Choosing a private school for your child is very challenging and it’s incredibly important to find the right fit. A qualified Admission Consultant will be able to guide you and your family to finding the best possible school for your child’s specific needs and expectations. As the following article states, taking the burden off yourself and allowing an Admission Consultant to guide the way will provide a lasting sense of satisfaction that you are providing your child with the best possible education.
For most of us the idea of sending your child to private school begins with that nagging feeling that she’s very bright and needs the very best kind of schooling possible.

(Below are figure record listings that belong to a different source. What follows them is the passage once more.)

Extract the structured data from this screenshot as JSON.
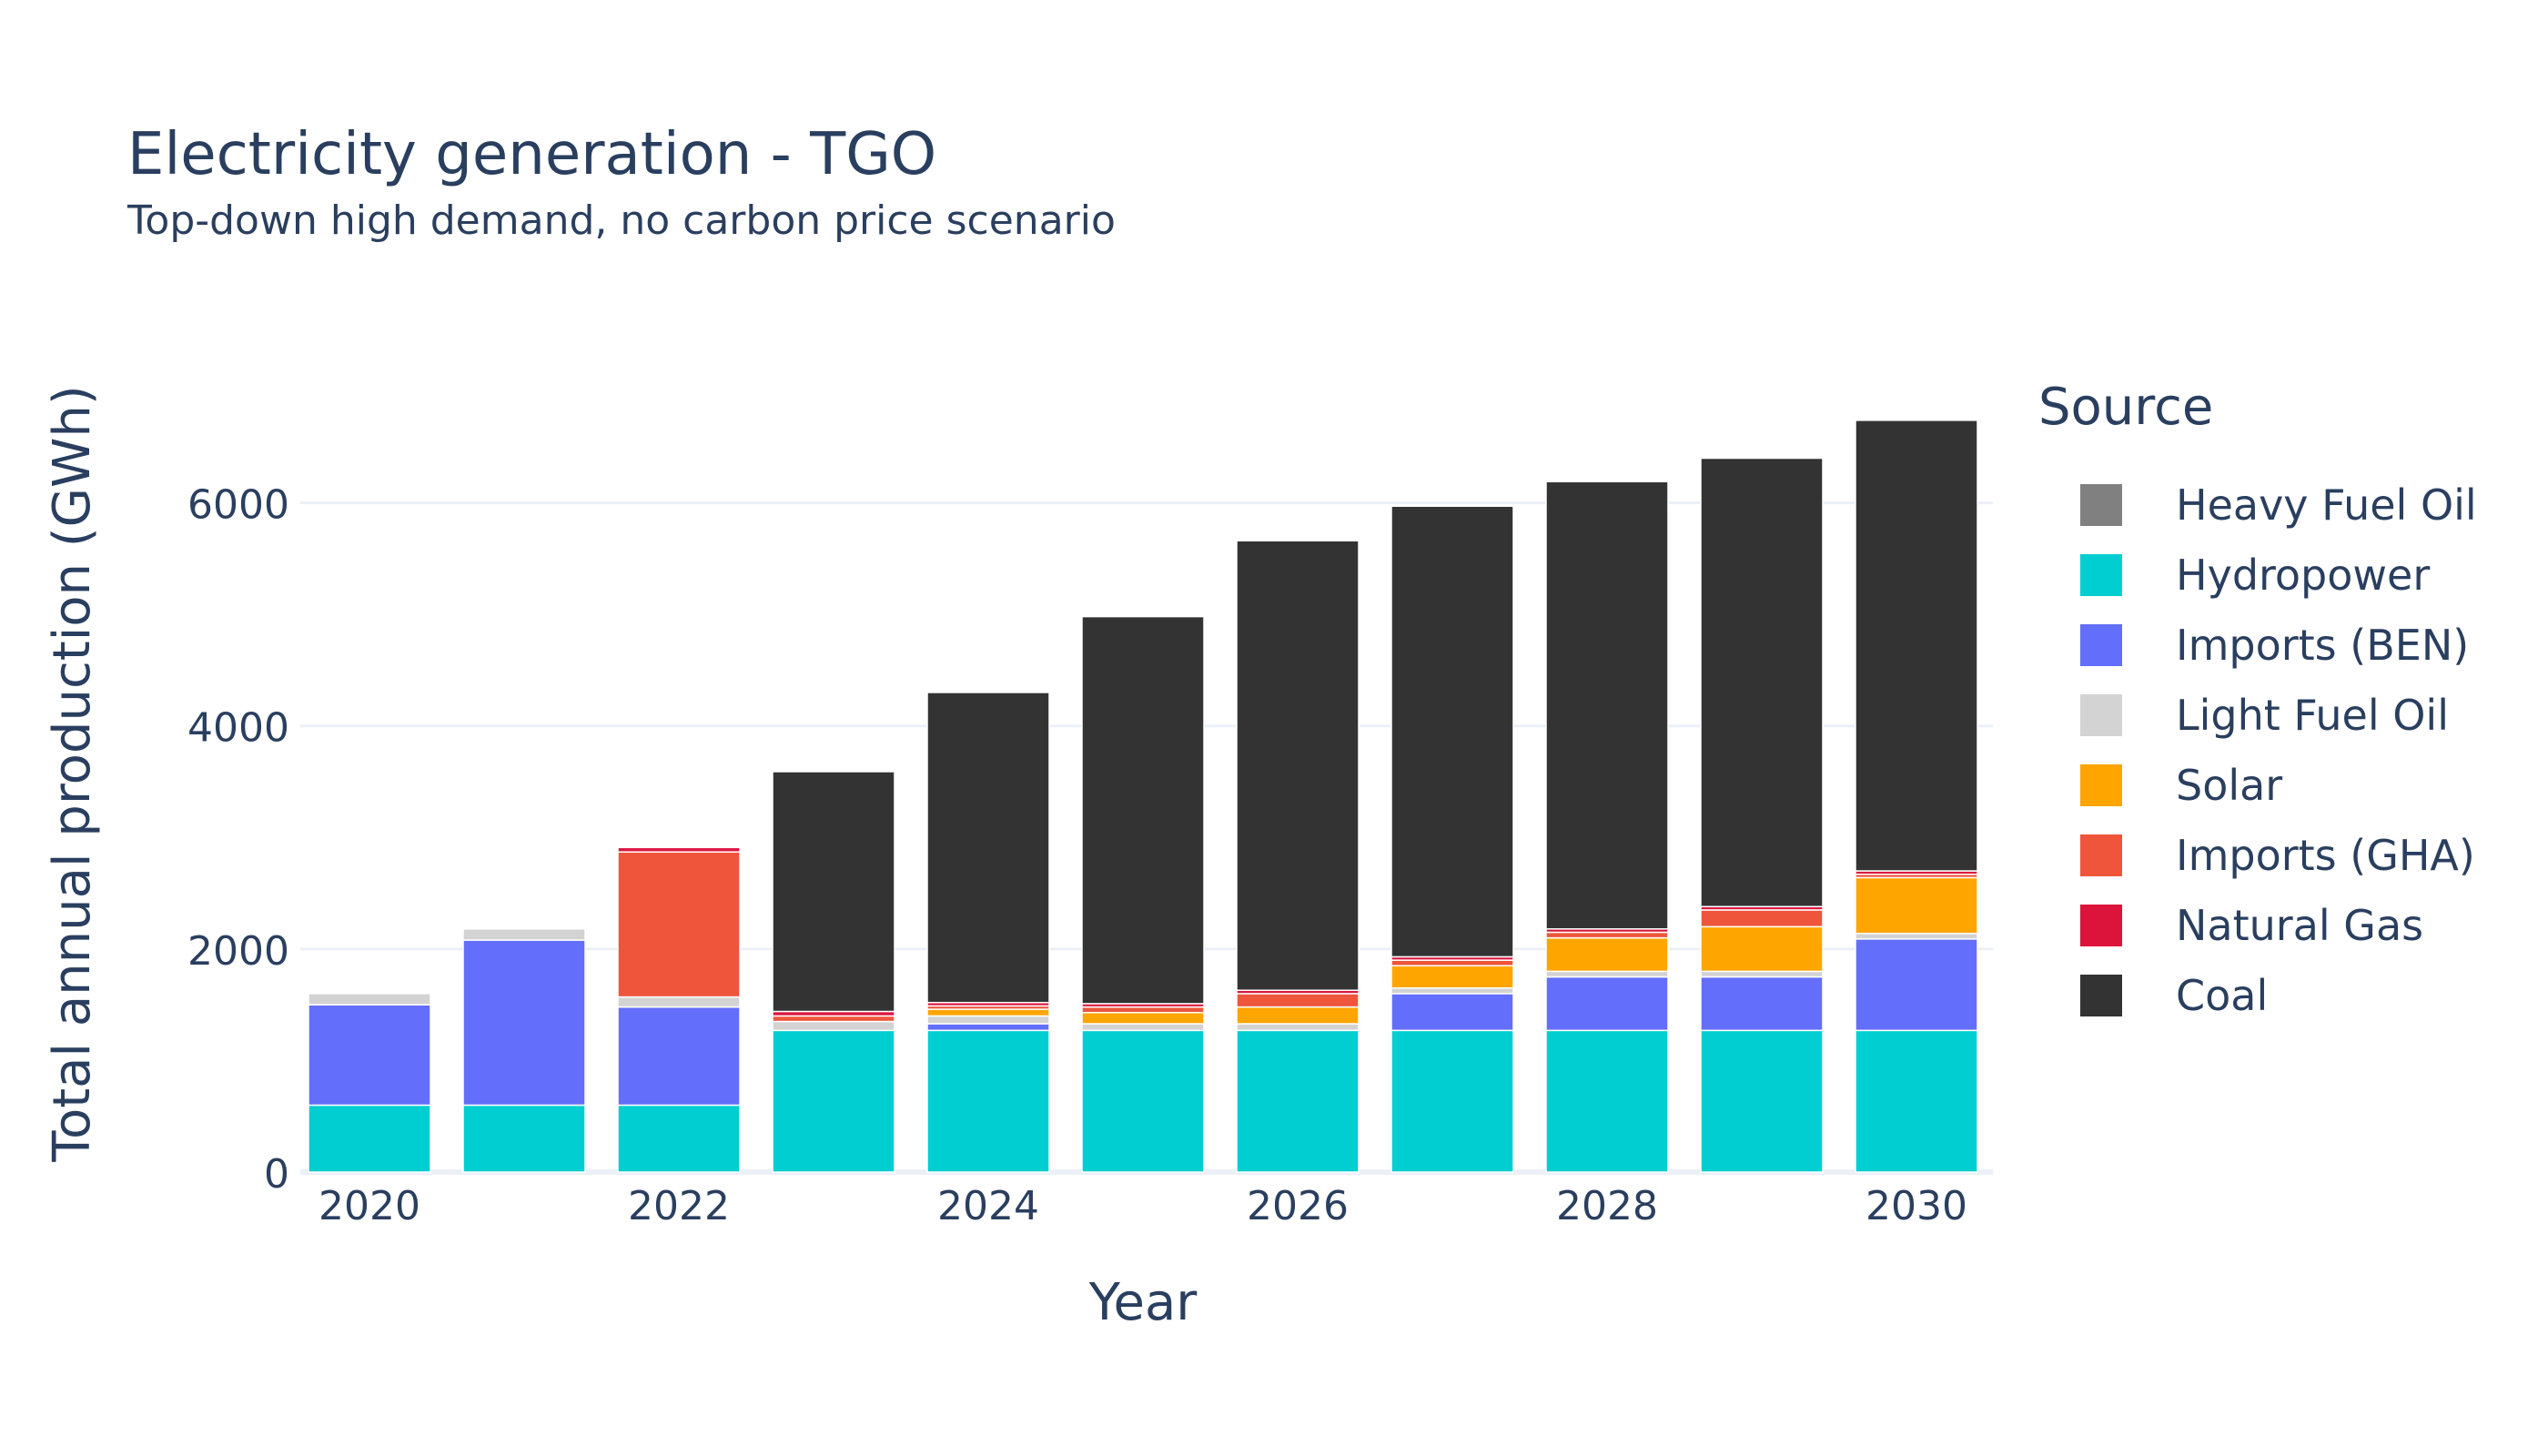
{
  "chart_data": {
    "type": "bar",
    "stacked": true,
    "title": "Electricity generation - TGO",
    "subtitle": "Top-down high demand, no carbon price scenario",
    "xlabel": "Year",
    "ylabel": "Total annual production (GWh)",
    "legend_title": "Source",
    "legend_position": "right",
    "grid": true,
    "x": [
      2020,
      2021,
      2022,
      2023,
      2024,
      2025,
      2026,
      2027,
      2028,
      2029,
      2030
    ],
    "x_tick_labels": [
      "2020",
      "2022",
      "2024",
      "2026",
      "2028",
      "2030"
    ],
    "y_tick_labels": [
      "0",
      "2000",
      "4000",
      "6000"
    ],
    "ylim": [
      0,
      7000
    ],
    "series": [
      {
        "name": "Hydropower",
        "color": "#00CED1",
        "values": [
          600,
          600,
          600,
          1270,
          1270,
          1270,
          1270,
          1270,
          1270,
          1270,
          1270
        ]
      },
      {
        "name": "Imports (BEN)",
        "color": "#636EFA",
        "values": [
          900,
          1480,
          880,
          0,
          60,
          0,
          0,
          330,
          480,
          480,
          820
        ]
      },
      {
        "name": "Light Fuel Oil",
        "color": "#D3D3D3",
        "values": [
          100,
          100,
          90,
          80,
          70,
          60,
          60,
          50,
          50,
          50,
          50
        ]
      },
      {
        "name": "Solar",
        "color": "#FFA500",
        "values": [
          0,
          0,
          0,
          0,
          60,
          100,
          150,
          200,
          300,
          400,
          500
        ]
      },
      {
        "name": "Imports (GHA)",
        "color": "#EF553B",
        "values": [
          0,
          0,
          1300,
          50,
          30,
          50,
          120,
          50,
          50,
          150,
          30
        ]
      },
      {
        "name": "Natural Gas",
        "color": "#DC143C",
        "values": [
          0,
          0,
          40,
          40,
          30,
          30,
          30,
          30,
          30,
          30,
          30
        ]
      },
      {
        "name": "Heavy Fuel Oil",
        "color": "#808080",
        "values": [
          0,
          0,
          0,
          0,
          0,
          0,
          0,
          0,
          0,
          0,
          0
        ]
      },
      {
        "name": "Coal",
        "color": "#333333",
        "values": [
          0,
          0,
          0,
          2150,
          2780,
          3470,
          4030,
          4040,
          4010,
          4020,
          4040
        ]
      }
    ],
    "legend_order": [
      "Heavy Fuel Oil",
      "Hydropower",
      "Imports (BEN)",
      "Light Fuel Oil",
      "Solar",
      "Imports (GHA)",
      "Natural Gas",
      "Coal"
    ]
  }
}
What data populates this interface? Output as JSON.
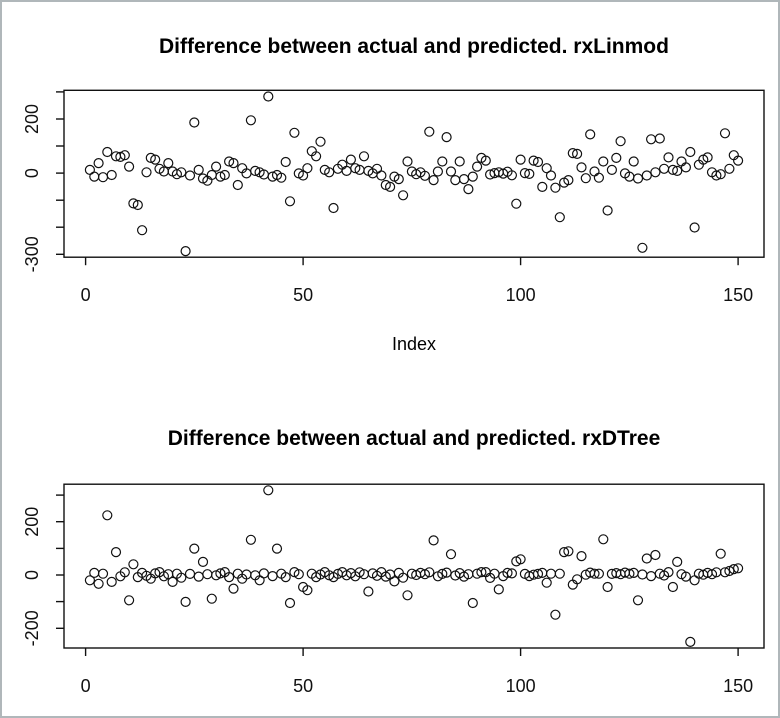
{
  "figure": {
    "background": "#ffffff",
    "border_color": "#b0b7ba",
    "ink_color": "#111111"
  },
  "chart_data": [
    {
      "type": "scatter",
      "title": "Difference between actual and predicted. rxLinmod",
      "xlabel": "Index",
      "ylabel": "",
      "marker": "open-circle",
      "x_start": 1,
      "xticks": [
        0,
        50,
        100,
        150
      ],
      "yticks": [
        300,
        200,
        100,
        0,
        -100,
        -200,
        -300
      ],
      "ytick_labels_shown": [
        "200",
        "0",
        "-300"
      ],
      "xlim": [
        -5,
        156
      ],
      "ylim": [
        -311,
        306
      ],
      "grid": false,
      "legend": "none",
      "values": [
        12,
        -13,
        37,
        -15,
        78,
        -7,
        62,
        60,
        66,
        24,
        -112,
        -118,
        -211,
        3,
        56,
        50,
        16,
        6,
        37,
        6,
        -4,
        3,
        -288,
        -9,
        187,
        12,
        -20,
        -28,
        -7,
        24,
        -13,
        -7,
        43,
        37,
        -44,
        18,
        -1,
        195,
        8,
        3,
        -5,
        283,
        -13,
        -7,
        -17,
        41,
        -104,
        149,
        -1,
        -9,
        18,
        81,
        62,
        116,
        12,
        3,
        -129,
        16,
        31,
        8,
        50,
        18,
        12,
        62,
        8,
        -1,
        16,
        -9,
        -44,
        -51,
        -13,
        -22,
        -82,
        43,
        6,
        -4,
        3,
        -10,
        153,
        -26,
        6,
        43,
        133,
        6,
        -26,
        43,
        -22,
        -59,
        -13,
        24,
        56,
        46,
        -5,
        0,
        3,
        -2,
        5,
        -8,
        -113,
        50,
        0,
        -3,
        46,
        41,
        -51,
        18,
        -9,
        -54,
        -163,
        -35,
        -26,
        74,
        71,
        21,
        -19,
        143,
        6,
        -17,
        43,
        -138,
        12,
        56,
        118,
        -1,
        -13,
        43,
        -20,
        -276,
        -9,
        125,
        3,
        128,
        16,
        58,
        12,
        8,
        43,
        21,
        78,
        -201,
        31,
        50,
        58,
        3,
        -9,
        -4,
        147,
        16,
        66,
        46
      ]
    },
    {
      "type": "scatter",
      "title": "Difference between actual and predicted. rxDTree",
      "xlabel": "",
      "ylabel": "",
      "marker": "open-circle",
      "x_start": 1,
      "xticks": [
        0,
        50,
        100,
        150
      ],
      "yticks": [
        300,
        200,
        100,
        0,
        -100,
        -200
      ],
      "ytick_labels_shown": [
        "200",
        "0",
        "-200"
      ],
      "xlim": [
        -5,
        156
      ],
      "ylim": [
        -274,
        341
      ],
      "grid": false,
      "legend": "none",
      "values": [
        -20,
        8,
        -33,
        5,
        224,
        -26,
        86,
        -5,
        10,
        -95,
        40,
        -8,
        8,
        -3,
        -14,
        6,
        11,
        -5,
        3,
        -26,
        5,
        -10,
        -101,
        4,
        99,
        -6,
        49,
        3,
        -89,
        -1,
        6,
        11,
        -8,
        -51,
        5,
        -14,
        2,
        132,
        -1,
        -20,
        6,
        318,
        -4,
        99,
        5,
        -8,
        -105,
        11,
        3,
        -45,
        -57,
        5,
        -8,
        2,
        11,
        -1,
        -8,
        4,
        11,
        -1,
        7,
        -5,
        10,
        3,
        -62,
        6,
        -3,
        11,
        -6,
        2,
        -24,
        8,
        -10,
        -76,
        5,
        0,
        8,
        3,
        10,
        130,
        -5,
        4,
        9,
        78,
        -2,
        7,
        -6,
        3,
        -105,
        5,
        11,
        11,
        -11,
        5,
        -54,
        -4,
        8,
        6,
        51,
        59,
        4,
        -4,
        1,
        4,
        8,
        -29,
        5,
        -149,
        5,
        86,
        89,
        -36,
        -16,
        71,
        1,
        9,
        5,
        5,
        134,
        -45,
        4,
        7,
        3,
        9,
        5,
        8,
        -95,
        2,
        62,
        -4,
        75,
        5,
        -2,
        11,
        -45,
        49,
        3,
        -6,
        -251,
        -20,
        5,
        1,
        8,
        3,
        10,
        80,
        10,
        15,
        22,
        25
      ]
    }
  ]
}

As you explore schools on the web, you quickly realize that there is no way to rank schools. It’s perfectly normal to want to send your child to the ‘best’ school. But how can you identify that school if there is no ranking system? You can compare programs, course offerings and a host of other factors using our checklists. Once you identify what your requirements are, then matching a school with those requirements is the next step in the process of choosing a school.
At this point you will realize that ranks are not important. Finding the best fit is. Get the fit right and you will achieve one of your most important goals: making your child happy. If the fit is wrong and she is unhappy, that’s not the result you want.
There’s a private school for virtually every need. Since there are private schools for virtually every need, you need to make a list of your requirements very early on in the process. What should be on your list of requirements? Academics trumps everything else as far as I am concerned. What’s offered, how it’s taught, the educational philosophy and so on.
You should use a consultant. I have done it both ways. Yes, we thought we could choose the right school for our eldest daughter. All by ourselves. And this was before the Internet existed. So that meant lots of letters and visits. Of the three schools to which we applied, she was accepted at only one. Fortunately for us, it was indeed the right school. Daughter did well and was happy. So were we.
The second time round we hired a consultant. The late Hugh Silk had taught at Collegiate in Manhattan and at The Masters School in Dobbs Ferry. He knew schools. And people. And so much more. He gently nudged us away from schools which were an impossible stretch and advised a mix of schools which included a ‘safe’ school – one we knew our child would get into. The other two schools were slightly tougher by degrees. But she ended up getting two acceptances and a waitlist.
Consultants know what they are doing. For the amount of money you are about to spend on your child’s education, doesn’t seeking professional advice just make good sense?